Mariana se mordió el labio otra vez. Sus caderas se movían contra mi boca.
—Anoche pensé en Rodrigo… —susurró.
Rodrigo. Mi mejor amigo desde la universidad. El que viene a casa cada fin de semana a tomar cervezas. El que siempre le ha mirado el culo a Mariana cuando ella se agacha a sacar algo del horno, y yo siempre he fingido no darme cuenta. El que mide 1.90, es moreno, fornido, y siempre ha tenido fama de tener “buen paquete”.
—¿En serio? —gemí contra su coño.
—S-sí… me imaginé que llegaba una noche, que te ibas a dormir temprano porque estabas cansado… y que él y yo nos quedábamos hablando en la sala. Que me manoseaba el culo mientras me besaba el cuello. Que me bajaba las bragas ahí mismo, en el sofá… y que me la metía mientras tú dormías en la habitación de al lado.

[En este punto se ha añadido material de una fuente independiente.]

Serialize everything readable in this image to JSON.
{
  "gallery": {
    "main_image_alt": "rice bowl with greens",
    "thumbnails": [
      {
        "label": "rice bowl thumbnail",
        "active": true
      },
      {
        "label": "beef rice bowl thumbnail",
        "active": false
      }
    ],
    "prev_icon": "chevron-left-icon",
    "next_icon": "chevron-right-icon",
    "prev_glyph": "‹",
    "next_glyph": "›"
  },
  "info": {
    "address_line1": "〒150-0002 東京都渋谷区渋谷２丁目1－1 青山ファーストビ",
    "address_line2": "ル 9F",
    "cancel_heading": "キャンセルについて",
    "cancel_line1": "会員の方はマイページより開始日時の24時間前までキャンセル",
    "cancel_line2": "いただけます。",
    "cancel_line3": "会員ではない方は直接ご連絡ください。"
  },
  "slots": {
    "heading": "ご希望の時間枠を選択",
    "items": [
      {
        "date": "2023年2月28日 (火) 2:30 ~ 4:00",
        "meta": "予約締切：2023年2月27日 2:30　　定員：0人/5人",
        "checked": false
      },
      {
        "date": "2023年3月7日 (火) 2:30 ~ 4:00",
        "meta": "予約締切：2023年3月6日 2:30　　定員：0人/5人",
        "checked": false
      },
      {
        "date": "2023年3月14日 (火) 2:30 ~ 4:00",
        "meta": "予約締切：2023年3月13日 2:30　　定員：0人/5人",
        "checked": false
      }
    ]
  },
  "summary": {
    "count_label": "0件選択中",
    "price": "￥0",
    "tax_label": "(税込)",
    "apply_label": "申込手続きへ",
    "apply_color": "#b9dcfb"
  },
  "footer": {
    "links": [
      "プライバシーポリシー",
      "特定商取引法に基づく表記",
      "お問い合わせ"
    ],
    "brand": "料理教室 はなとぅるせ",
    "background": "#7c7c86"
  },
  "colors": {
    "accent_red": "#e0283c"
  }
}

Me puse de pie de un salto. Me bajé el pantalón. Mi verga salió dura, goteando. La penetré de un solo empujón. Mariana soltó un gemido largo.
—Sigue… cuéntame…
—Que me ponía en cuatro… que me jalaba el pelo… que me daba nalgadas mientras me decía “mira cómo te cojo, puta, mientras tu cornudo duerme”… que me llenaba de leche adentro, porque contigo nunca lo hago…
La embestí con fuerza. La cocina se llenó de sonidos húmedos, plaf plaf plaf, sus gemidos subiendo de volumen.
—Dime que te gustaría… —jadeé.
—Me encantaría… —gimió ella, clavándome las uñas en la espalda—. Me encantaría que me vieras… que grabaras… que te pajearas mientras Rodrigo me rompe el coño y el culo…
Me corrí como nunca. Dentro de ella. Por primera vez en siete años. Sin condón. Sin preguntar. Solo eyaculé profundo, temblando, mientras ella también llegaba al orgasmo, apretándome con las piernas, gritando mi nombre mezclado con “sí… sí… así…”.
Nos quedamos jadeando, abrazados en la encimera. Mi semen empezó a escurrir por sus muslos.
Mariana me miró a los ojos, con una sonrisa pícara que nunca le había visto.
—¿Sabes qué día viene Rodrigo a casa?
—Mañana… domingo de cervezas, como siempre.
Ella se lamió los labios lentamente.
—Pues mañana… vamos a ver qué tan valiente eres, cornudo.
Me besó profundo. Y yo supe que mi vida acababa de cambiar para siempre.